Écrit sur du vent, de Douglas Sirk (1956): vingt ans avant, Dallas était déjà un univers impitoyable
Si je devais classer les films de Douglas Sirk que j'ai vus selon ma préférence, Écrit sur du vent ne tiendrait pas le haut du panier. Je préfère de loin Mirage de la vie, mon film ultime, et Tout ce que le ciel permet, l'une des plus belles histoires d'amour du cinéma. À l'occasion du recyclage de mes cassettes vidéos, j'ai eu l'envie de regarder à nouveau cet Écrit sur du vent, qui ne m'avait guère marquée. Bon, je l'ai aimé un peu mieux, mais pas beaucoup plus.

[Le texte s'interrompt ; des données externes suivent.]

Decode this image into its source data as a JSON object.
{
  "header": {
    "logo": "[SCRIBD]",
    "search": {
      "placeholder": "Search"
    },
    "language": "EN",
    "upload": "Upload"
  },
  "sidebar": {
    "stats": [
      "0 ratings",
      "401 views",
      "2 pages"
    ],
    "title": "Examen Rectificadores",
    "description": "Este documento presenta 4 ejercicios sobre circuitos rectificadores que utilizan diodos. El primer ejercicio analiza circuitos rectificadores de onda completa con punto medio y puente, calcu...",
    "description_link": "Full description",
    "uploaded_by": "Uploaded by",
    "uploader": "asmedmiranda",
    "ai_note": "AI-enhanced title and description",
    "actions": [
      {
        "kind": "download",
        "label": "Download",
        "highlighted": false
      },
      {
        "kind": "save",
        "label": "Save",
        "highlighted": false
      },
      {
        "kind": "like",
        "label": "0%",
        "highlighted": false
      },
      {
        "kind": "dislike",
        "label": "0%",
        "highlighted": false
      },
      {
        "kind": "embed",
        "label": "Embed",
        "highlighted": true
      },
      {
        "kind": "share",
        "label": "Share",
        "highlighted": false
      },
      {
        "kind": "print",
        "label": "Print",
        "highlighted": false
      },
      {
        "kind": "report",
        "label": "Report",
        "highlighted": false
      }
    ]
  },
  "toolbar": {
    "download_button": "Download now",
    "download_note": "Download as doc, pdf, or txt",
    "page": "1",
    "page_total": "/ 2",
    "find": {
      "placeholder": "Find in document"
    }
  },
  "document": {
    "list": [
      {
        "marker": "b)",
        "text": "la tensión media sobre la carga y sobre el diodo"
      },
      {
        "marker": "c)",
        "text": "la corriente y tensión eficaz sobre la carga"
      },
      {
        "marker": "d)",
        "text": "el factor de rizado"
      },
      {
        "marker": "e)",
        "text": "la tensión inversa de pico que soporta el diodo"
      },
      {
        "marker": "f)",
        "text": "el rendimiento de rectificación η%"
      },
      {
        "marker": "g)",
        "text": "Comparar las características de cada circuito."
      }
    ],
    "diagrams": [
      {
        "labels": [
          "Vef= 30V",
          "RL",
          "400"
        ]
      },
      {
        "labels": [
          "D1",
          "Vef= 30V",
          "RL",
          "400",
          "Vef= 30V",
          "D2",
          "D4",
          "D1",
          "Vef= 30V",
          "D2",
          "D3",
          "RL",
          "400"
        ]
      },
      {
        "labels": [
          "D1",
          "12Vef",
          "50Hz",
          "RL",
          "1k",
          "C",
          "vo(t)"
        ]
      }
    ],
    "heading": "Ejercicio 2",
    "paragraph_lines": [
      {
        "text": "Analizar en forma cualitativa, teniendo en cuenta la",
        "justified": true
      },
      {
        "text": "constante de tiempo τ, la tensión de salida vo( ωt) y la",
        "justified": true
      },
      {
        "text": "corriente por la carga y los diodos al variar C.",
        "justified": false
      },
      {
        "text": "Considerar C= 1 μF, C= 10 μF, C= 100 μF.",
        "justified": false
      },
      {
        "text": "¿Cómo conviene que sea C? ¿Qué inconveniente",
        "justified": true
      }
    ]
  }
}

L'histoire, je soupçonne les scénaristes du futur feuilleton Dallas de s'en être inspiré (avec beaucoup moins de nuances et de subtilité, on est d'accord): deux jeunes gens héritiers d'une compagnie pétrolière au Texas, Kyle (Robert Stack) et Marylee (Dorothy Malone) Hadley, s'ennuient et comblent leur oisiveté en buvant plus que de raison; Mitch Wayne (Rock Hudson), élevé avec ces deux derniers et protecteur des bêtises de Kyle, veille sur lui avec attention, non sans une pointe de lassitude. À l'occasion d'un rendez-vous avec leur agence publicitaire de New York, les deux hommes rencontrent Lucy Moore (Lauren Bacall); tous deux s'en éprennent, et Lucy, sans qu'on sache bien pourquoi, choisit d'épouser Kyle. De retour à Hadley City, les secrets, les rivalités et les mesquineries se mettent en place entre ces quatre personnages, jusqu'à un coup de feu fatal.
Ainsi posé, effectivement, on se croirait dans Dallas; pour la première fois, Douglas Sirk met en scène la vie de riches nantis, trompant leur ennui par une fuite en avant inéluctable. Si le dessein est parfaitement bien mené, il est dommage qu'on ne sache pas pourquoi Kyle et Marylee s'adonnent à la boisson comme ça; leur père les regarder couler avec impuissance, mais sans tenter de les sauver non plus - il délègue ce rôle à Mitch. Marylee, qui est de loin le personnage féminin le plus fouillée du film, a un autre défaut, outre la boisson, pour les codes de l'époque: elle fréquente des hommes de passage. Cette liberté qu'elle s'octroie est rarement évoquée dans un film des années 50, et, pour signifier à quel point c'est mal, ce sont trois policiers et le fautif qui la ramène chez elle! Amoureuse de Mitch, elle imagine un stratagème pour l'avoir à tout prix - et, finalement, la scène finale montrera qu'elle a conservé du coeur.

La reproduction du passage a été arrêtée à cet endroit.